3) Quels sont les objectifs de votre galerie ? quelles missions sont importantes pour vous ?

Il est évident qu’on est là pour diffuser, promouvoir, vendre le travail des artistes mais il n’y a pas que ça. Aujourd’hui, l’idée principale dans cette galerie c’est d’arriver à créer un cadre qui pourra permettre aux artistes de travailler à long terme, d’avoir le temps d’évoluer dans leur parcours. C’est-à-dire qu’en fait la recherche artistique prend du temps. Malgré la vitesse dans laquelle nous sommes, le travail artistique est aussi une recherche, une expérimentation qui comme je le disais surtout dans les premières phases du travail d’un artiste, prend du temps, et nous on doit contribuer à donner ce temps. Il y a des phases de monstration du travail d’un artiste, mais aussi des phases de travail en atelier où l’artiste a besoin d’être concentré. Nous on doit permettre que, pendant cette phase-là, les fils de communication avec les autres acteurs du milieu de l’art soient maintenus. On sert d’intermédiaire. D’une part, l’objectif de la galerie c’est de rendre réalisable les choses, que ce soit visible, de permettre la concrétisation des choses mais aussi de maintenir un fil de communication même quand l’artiste n’est pas forcément présent, quand il ne peut pas être dans les réseaux sociaux. Évidemment, un autre des objectifs est de permettre aux œuvres et aux artistes d’intégrer des collections publiques, qu’ils puissent montrer leur travail dans des centres d’art pour qu’ils puissent s’inscrire de façon durable dans une scène artistique. L’autre objectif c’est aussi de fidéliser un public qui prenne le temps de comprendre le travail des artistes, qui ne soit pas simplement dans une observation de l’objet artistique mais qui comprenne le travail aussi comme un projet. Je reviens toujours sur le rapport à la recherche de la pratique artistique. La question c’est d’essayer de créer le contexte pour face à un monde très rapide, de créer une bulle de temps pour rester sur une forme de contenu.

4) Comment faites-vous entre vos recherches curatoriales et les propositions des artistes ? Laissez-vous de la liberté aux artistes ? Comment intervenez-vous dans leur pratique ? les guidez-vous ou pas ?

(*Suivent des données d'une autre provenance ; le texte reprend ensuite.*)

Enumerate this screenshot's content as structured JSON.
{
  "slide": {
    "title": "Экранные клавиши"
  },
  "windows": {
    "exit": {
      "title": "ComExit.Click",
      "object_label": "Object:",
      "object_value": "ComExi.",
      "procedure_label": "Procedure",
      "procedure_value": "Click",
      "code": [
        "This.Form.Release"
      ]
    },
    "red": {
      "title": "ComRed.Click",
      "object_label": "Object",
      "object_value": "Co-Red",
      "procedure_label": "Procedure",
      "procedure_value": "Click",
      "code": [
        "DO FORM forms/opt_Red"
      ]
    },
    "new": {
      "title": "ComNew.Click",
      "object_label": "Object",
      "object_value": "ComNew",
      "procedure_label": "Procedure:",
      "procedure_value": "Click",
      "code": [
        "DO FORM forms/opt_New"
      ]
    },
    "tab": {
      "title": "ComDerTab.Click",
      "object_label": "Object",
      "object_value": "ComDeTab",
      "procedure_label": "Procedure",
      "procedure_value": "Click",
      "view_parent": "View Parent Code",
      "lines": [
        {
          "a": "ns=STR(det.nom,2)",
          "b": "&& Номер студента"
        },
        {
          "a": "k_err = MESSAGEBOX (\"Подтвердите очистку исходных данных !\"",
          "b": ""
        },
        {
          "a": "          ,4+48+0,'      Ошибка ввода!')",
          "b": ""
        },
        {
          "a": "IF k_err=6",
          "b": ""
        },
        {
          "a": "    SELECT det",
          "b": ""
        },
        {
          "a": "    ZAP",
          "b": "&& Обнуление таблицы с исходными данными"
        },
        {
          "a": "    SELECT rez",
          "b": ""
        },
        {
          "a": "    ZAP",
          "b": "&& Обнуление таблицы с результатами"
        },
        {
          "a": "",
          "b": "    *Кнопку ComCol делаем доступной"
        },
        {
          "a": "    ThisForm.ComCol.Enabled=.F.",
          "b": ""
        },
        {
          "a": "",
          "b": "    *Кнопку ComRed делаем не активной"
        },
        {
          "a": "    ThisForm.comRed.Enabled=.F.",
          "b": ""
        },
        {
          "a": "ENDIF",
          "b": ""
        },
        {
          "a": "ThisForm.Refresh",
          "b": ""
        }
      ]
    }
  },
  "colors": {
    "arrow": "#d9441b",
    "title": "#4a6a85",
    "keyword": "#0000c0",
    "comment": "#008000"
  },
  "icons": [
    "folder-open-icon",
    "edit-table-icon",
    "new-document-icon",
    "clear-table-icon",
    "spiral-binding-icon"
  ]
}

C’est les deux parce que quand un artiste fait son exposition dans ma galerie il a carte blanche. C’est-à-dire que c’est tout son travail qui m’intéresse donc je suis sûre qu’il va faire une très belle exposition. Par contre, le travail de concertation ne se fait pas forcément que pour une exposition, mais il se fait tout du long. C’est-à-dire que nous sommes quand même en communication tous les jours, tous les mois, et pas seulement au moment où on expose. En effet, il y a quand même des influences, des concertations, ça arrive même que les artistes à travers eux ils s’influencent. Il y a des sortes de clin d’œil, des filiations qui se créent entre les uns et les autres. Il y a quand même des artistes qui ont différents âges ici à la galerie. Après, comme la plupart sont arrivés par des questions qui m’intéressaient, il y a effectivement des points communs presque inconscients qui existent. Il y a des pratiques communes, pas forcément dans l’esthétique finale des œuvres.

5) Quels sont vos points d’intérêts qui regroupent les artistes ?

Ce serait de se situer au croisement entre plusieurs pratiques. C’est-à-dire que c’est quand même rare que dans la galerie il y ait des œuvres que l’on ne peut rattacher qu’à un seul médium. Ils sont tous en train de travailler en même temps avec la sculpture, l’image, la vidéo. Ils sont tous à la fois dessinateurs, sculpteurs. Il y a beaucoup d’œuvres qui ont un caractère sculptural tout en étant murales par exemple, qui sont faites de beaucoup de strates ou beaucoup de transparences. C’est vraiment une attitude qui fait qu’il y a toujours un rapport à l’espace même quand on traite l’image purement dite. J’ai l’envie que les choses se croisent. D’ailleurs, cela peut être un travail difficile à communiquer au public globalement car il y a beaucoup de strates de lecture. Les artistes cherchent beaucoup. Je peux citer Laura Gozlan qui fait de la vidéo, mais qu’on ne pourrait pas pour autant définir en tant que vidéaste, elle est sculptrice aussi, et elle fait un travail de contenu théorique important. C’est la même chose avec Aurélie Pétrel et Vincent Roumagnac. Je peux aussi faire des parallèles entre le travail de Pierre Clement et Pierre Weiss, qui font des œuvres murales qui font penser à des peintures mais qui sont aussi un travail de sculpture. 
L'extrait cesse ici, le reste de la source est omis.